The dragon let out a low growl that sounded like thunder, the deep tone only reverberating in the depths of the cavern.
The beast, too, was ready to defend its treasure.
Keotsu leaned against the tree, and sighed contently as the ocean breeze came and blew, offering its refreshing breath. The smell of the salt and surf washed over him, and mixed with the slightly fruity aroma of the apple tree they sat under, and the perfume of the girl who sat next to him, peeling an apple as she leaned against his side.
A book lay closed on his left; a book of highly-advanced mathematics. In her lap, laid a sketch pad and a few well-worn pencils.
It had only just dawned to him that, despite the dangers of their work, and the importance of their goal, they still had time to pursue their interests and passions.
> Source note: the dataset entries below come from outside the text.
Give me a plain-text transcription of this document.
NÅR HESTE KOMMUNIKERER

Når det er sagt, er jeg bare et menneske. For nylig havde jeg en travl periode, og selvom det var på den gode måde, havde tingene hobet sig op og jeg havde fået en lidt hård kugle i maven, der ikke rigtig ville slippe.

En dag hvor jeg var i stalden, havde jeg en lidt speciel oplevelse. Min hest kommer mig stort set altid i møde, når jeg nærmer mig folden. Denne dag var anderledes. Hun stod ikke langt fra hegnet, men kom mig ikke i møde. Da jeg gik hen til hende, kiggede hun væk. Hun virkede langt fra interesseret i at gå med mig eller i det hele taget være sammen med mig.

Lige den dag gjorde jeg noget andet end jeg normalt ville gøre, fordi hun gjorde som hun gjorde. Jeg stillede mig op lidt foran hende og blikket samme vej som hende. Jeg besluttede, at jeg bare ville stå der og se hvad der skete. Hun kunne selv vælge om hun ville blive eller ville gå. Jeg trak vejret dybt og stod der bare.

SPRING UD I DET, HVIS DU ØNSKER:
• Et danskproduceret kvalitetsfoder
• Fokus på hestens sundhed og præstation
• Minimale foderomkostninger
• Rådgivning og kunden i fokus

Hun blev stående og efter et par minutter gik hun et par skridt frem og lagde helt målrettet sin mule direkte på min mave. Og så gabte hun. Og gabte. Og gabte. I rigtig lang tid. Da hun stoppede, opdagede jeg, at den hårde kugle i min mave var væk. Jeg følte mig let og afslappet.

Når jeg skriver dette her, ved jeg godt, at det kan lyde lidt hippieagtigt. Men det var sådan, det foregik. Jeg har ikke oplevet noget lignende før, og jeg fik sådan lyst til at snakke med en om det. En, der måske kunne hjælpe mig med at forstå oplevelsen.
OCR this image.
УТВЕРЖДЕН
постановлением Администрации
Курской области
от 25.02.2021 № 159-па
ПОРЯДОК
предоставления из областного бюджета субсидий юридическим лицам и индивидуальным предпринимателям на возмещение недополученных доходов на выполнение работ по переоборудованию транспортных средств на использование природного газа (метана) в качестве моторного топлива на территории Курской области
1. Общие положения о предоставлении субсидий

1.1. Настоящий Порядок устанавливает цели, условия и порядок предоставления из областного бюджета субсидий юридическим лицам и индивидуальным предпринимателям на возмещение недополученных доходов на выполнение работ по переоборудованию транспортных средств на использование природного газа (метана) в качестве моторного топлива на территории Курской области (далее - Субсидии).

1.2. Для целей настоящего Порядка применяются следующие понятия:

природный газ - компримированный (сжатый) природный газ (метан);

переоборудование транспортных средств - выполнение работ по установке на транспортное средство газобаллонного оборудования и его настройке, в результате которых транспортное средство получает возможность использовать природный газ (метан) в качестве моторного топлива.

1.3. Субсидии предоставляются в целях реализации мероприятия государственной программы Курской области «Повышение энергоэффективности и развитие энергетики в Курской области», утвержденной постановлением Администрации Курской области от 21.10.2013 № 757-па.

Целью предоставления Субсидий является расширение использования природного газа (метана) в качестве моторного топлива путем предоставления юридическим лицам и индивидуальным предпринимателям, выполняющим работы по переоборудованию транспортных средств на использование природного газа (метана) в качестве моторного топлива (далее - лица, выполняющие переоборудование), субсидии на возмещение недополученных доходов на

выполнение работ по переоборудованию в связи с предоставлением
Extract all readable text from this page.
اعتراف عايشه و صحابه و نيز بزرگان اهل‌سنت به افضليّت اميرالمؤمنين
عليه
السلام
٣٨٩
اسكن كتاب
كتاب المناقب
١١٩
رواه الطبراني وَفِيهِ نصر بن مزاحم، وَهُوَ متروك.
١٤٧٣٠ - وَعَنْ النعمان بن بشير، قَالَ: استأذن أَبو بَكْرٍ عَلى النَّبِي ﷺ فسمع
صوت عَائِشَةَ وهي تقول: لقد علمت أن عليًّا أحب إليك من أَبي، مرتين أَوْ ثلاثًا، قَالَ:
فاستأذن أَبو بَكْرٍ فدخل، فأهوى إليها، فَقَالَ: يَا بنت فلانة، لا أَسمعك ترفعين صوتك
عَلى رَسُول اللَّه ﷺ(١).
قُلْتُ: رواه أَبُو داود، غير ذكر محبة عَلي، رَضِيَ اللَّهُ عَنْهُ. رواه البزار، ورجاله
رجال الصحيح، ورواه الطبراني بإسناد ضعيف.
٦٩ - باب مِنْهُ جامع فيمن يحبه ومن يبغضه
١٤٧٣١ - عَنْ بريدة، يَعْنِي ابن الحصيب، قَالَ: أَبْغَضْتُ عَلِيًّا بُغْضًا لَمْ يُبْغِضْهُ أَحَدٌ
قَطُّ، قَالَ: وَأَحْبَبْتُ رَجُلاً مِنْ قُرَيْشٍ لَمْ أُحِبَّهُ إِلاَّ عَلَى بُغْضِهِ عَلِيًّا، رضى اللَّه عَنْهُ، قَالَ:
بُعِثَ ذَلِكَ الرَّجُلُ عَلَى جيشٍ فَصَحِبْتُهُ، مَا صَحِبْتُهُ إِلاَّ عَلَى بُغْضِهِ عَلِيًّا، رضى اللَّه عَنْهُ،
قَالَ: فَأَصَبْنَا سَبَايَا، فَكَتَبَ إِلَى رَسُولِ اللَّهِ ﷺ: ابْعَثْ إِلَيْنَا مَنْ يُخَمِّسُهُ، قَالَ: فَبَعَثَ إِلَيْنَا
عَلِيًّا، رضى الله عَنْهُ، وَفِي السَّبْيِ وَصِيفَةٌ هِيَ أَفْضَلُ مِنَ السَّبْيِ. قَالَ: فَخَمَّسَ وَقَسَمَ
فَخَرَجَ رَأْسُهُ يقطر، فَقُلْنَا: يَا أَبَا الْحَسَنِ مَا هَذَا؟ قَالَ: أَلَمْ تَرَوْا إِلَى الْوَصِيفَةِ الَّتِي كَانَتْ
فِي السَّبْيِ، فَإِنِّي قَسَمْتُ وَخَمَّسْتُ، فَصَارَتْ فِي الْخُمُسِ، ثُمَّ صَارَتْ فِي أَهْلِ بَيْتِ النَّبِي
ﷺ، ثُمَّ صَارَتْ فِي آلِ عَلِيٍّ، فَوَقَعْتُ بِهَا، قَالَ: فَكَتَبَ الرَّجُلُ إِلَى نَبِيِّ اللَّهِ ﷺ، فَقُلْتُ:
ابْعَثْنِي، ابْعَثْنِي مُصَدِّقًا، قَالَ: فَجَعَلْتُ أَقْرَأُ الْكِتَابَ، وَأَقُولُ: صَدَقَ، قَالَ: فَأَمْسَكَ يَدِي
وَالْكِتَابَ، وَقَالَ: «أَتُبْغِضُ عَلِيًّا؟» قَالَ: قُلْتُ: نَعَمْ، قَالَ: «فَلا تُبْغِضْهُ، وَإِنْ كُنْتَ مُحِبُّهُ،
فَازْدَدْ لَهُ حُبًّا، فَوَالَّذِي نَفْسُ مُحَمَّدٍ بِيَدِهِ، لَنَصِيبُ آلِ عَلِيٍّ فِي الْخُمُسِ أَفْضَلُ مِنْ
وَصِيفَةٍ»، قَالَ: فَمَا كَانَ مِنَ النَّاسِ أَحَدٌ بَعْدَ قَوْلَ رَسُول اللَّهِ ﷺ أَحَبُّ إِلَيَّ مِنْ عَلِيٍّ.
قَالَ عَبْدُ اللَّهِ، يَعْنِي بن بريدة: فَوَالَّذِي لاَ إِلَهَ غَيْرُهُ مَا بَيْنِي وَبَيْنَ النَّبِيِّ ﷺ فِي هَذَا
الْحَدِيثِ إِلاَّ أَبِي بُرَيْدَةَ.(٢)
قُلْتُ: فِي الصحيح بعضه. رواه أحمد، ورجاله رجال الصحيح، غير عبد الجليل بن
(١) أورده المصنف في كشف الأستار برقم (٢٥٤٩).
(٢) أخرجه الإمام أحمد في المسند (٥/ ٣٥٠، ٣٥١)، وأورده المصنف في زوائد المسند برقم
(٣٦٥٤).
Looking back, it was so hard to settle anything peacefully in this war torn world – he had, regrettably, fallen back on the reliance of his sword, when words could not deliver justice.
It was a sad world when such must occur.
He glanced over sideways at the young woman, her light blond hair fluttering in the wind, a single braid tucked away gently behind her ear; he could see her sea-foam green eyes just barely, and they brought a smile to their face.
This was a paradise, he though. Perhaps, if everyone could find a way to love – and if not love, to forgive – then, perhaps, this world would be a better place.
An inquisitive sound came from the young maiden’s lips as she questioned the sudden declaration of the word.
“I believe…there is hope,” he said, affirmatively, as he grasped her hand, and ran his thumb over her palm.
To anyone else, the statement would seem random – scatterbrained, even – but she understood perfectly. She cast her gaze out to the sea. “I believe there is hope, as well.”
It was a simple statement, and seemed just as odd as his own. But, between the two, nothing could have been more plain.